Bagiku, mengantar anak tak sekadar tugas seorang ayah. Terkadang saling sapa dan bertukar senyuman, walau tak kenal nama. Namun saat itulah, aku akan belajar dan mengamati rupa-rupa wajah anak dan cara-cara orangtua.
Akan terlihat pemandangan orangtua yang sudah berpakaian rapi atau masih mengenakan baju tidur. Ada yang dengan sabar menikmati interaksi pagi, berbincang sesaat dengan anaknya, kemudian melakukan ritual perpisahan.
Tak jarang ada juga pemandangan, orangtua yang marah-marah pada sang anak, seperti tergesa ingin segera berpisah dengan anak. Kukira, mungkin mereka terburu waktu. Namun, wajah sang anak terlihat tertekuk saat memasuki gerbang sekolah.
Begitu juga saat melihat anak-anak yang diantar saudaranya atau tukang ojek ke sekolah.
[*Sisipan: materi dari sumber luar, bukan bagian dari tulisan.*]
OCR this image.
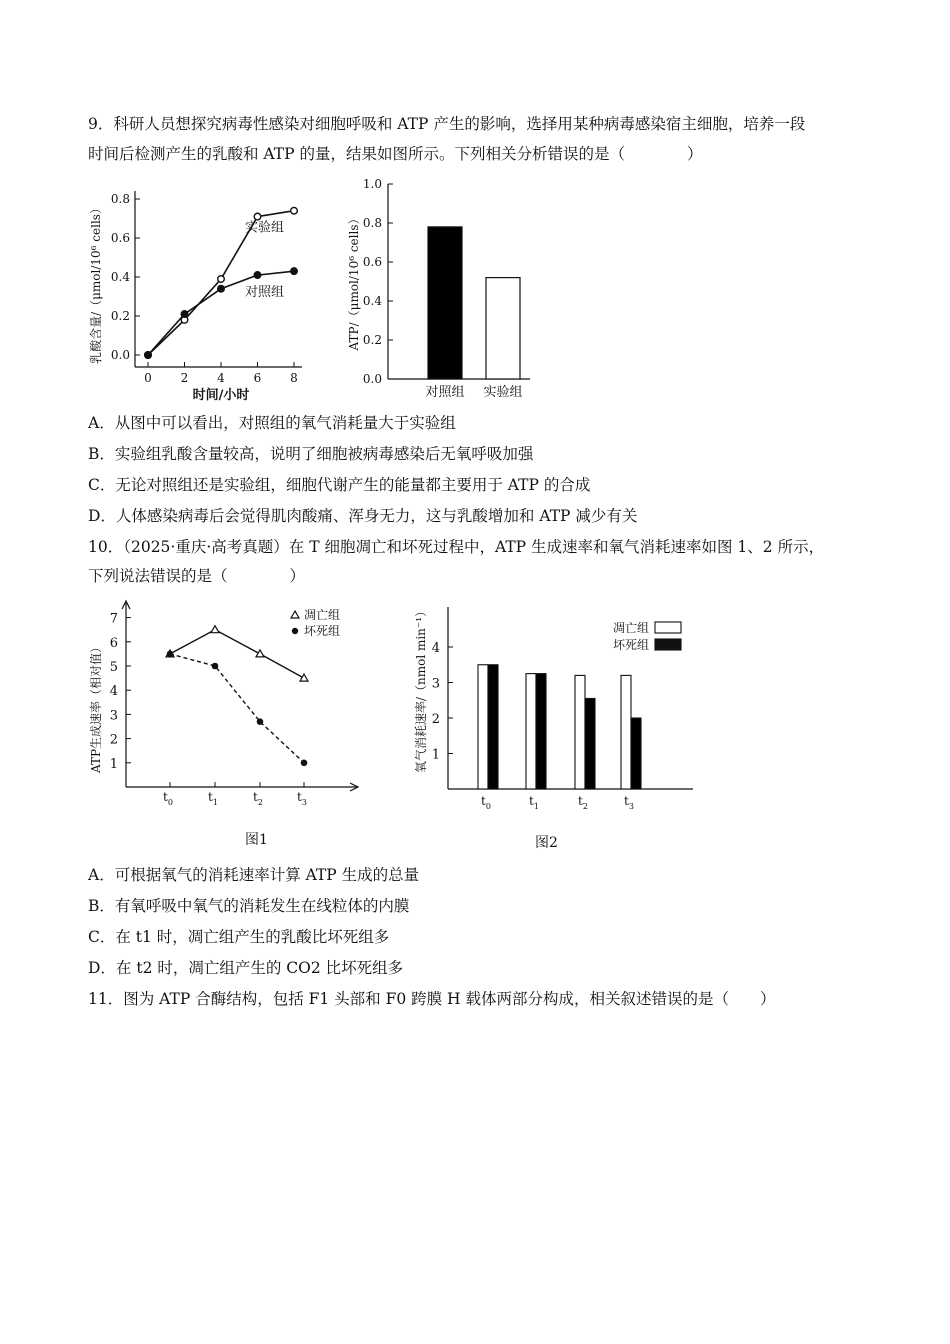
9．科研人员想探究病毒性感染对细胞呼吸和 ATP 产生的影响，选择用某种病毒感染宿主细胞，培养一段
时间后检测产生的乳酸和 ATP 的量，结果如图所示。下列相关分析错误的是（　　　　）
0.0
0.2
0.4
0.6
0.8
0 2 4 6 8
时间/小时
乳酸含量/（μmol/10⁶ cells）	实验组
对照组
0.0
0.2
0.4
0.6
0.8
1.0
对照组 实验组
ATP/（μmol/10⁶ cells）
A．从图中可以看出，对照组的氧气消耗量大于实验组
B．实验组乳酸含量较高，说明了细胞被病毒感染后无氧呼吸加强
C．无论对照组还是实验组，细胞代谢产生的能量都主要用于 ATP 的合成
D．人体感染病毒后会觉得肌肉酸痛、浑身无力，这与乳酸增加和 ATP 减少有关
10．（2025·重庆·高考真题）在 T 细胞凋亡和坏死过程中，ATP 生成速率和氧气消耗速率如图 1、2 所示，
下列说法错误的是（　　　　）
1
2
3
4
5
6
7
$t_0$	$t_1$	$t_2$	$t_3$
ATP生成速率（相对值）
凋亡组
坏死组
1
2
3
4
$t_0$	$t_1$	$t_2$	$t_3$
氧气消耗速率/（nmol min⁻¹）	凋亡组
坏死组
图1	图2
A．可根据氧气的消耗速率计算 ATP 生成的总量
B．有氧呼吸中氧气的消耗发生在线粒体的内膜
C．在 t1 时，凋亡组产生的乳酸比坏死组多
D．在 t2 时，凋亡组产生的 CO2 比坏死组多
11．图为 ATP 合酶结构，包括 F1 头部和 F0 跨膜 H 载体两部分构成，相关叙述错误的是（　　）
Sesudah turun dari kendaraan, anak tersebut akan segera meluncur memasuki gerbang sekolah. Wajahnya? Aih, biasa-biasa saja.
Aku tak bisa menyigi langsung, apatah ada hubungan antara mengantar anak ke sekolah -dengan suasana riang gembira atau tidak, diantar orangtua atau tidak- jika dikaitkan dengan motivasi dan prestasi belajar anak. Biarlah itu kajian teman-teman psikologi pendidikan. Hihi...
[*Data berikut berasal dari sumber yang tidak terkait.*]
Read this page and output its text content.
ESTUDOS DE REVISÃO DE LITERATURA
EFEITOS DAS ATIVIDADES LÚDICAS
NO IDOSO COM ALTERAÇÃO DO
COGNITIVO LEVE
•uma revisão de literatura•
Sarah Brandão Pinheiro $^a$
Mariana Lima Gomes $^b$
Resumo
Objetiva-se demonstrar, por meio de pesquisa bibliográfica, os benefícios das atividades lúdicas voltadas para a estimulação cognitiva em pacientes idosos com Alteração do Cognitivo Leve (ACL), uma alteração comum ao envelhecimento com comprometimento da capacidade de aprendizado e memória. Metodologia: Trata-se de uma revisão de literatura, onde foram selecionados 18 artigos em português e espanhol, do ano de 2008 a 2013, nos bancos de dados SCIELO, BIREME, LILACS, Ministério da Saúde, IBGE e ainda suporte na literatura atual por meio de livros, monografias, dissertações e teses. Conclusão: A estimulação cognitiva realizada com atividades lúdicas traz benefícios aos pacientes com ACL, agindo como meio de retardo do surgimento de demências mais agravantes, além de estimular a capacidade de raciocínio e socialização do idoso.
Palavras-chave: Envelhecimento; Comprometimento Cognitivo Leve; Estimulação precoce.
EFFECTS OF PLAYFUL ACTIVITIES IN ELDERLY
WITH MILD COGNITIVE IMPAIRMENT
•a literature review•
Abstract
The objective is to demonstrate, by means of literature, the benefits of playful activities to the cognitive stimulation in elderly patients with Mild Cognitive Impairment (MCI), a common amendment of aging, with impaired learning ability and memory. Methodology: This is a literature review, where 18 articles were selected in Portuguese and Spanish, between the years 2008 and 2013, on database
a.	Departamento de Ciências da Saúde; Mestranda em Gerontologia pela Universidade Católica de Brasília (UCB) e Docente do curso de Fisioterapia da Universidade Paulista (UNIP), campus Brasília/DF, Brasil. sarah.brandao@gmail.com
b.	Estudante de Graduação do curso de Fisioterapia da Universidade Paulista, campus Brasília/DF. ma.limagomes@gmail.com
Hanya aku membayangkan, dengan situasi seperti itu. Anak-anak masih rela menyandang tas sekolah yang dipenuhi beragam buku pelajaran dan alat perlengkapan sekolah lainnya. Serta membunuh waktu dan rasa bosan dengan tetap berusaha menaklukkan pelajaran yang diberikan guru.
Mungkin, guru tak akan bertanya, pagi semacam apa yang dihadapi anak. Atau teman-temannya tak akan peduli, apa yang dipikirkan si anak sejak dari rumah. Jika sudah memasuki kelas, semua anak dianggap siap untuk belajar, belajar dan belajar.
Aku bukan orangtua yang selalu tepat waktu menjemput anak. Apatah lagi, ada perbedaan waktu pulang antara sekolah dan tempatku bekerja.
Terkadang aku menjemput terlalu cepat dan harus menunggu. Situasi itu mengajakku kembali mengamati perilaku. Ada orangtua yang berbagi senyuman dan mengajak bercerita, namun ada juga yang sibuk bermain ponsel atau diam dan tak menyapa.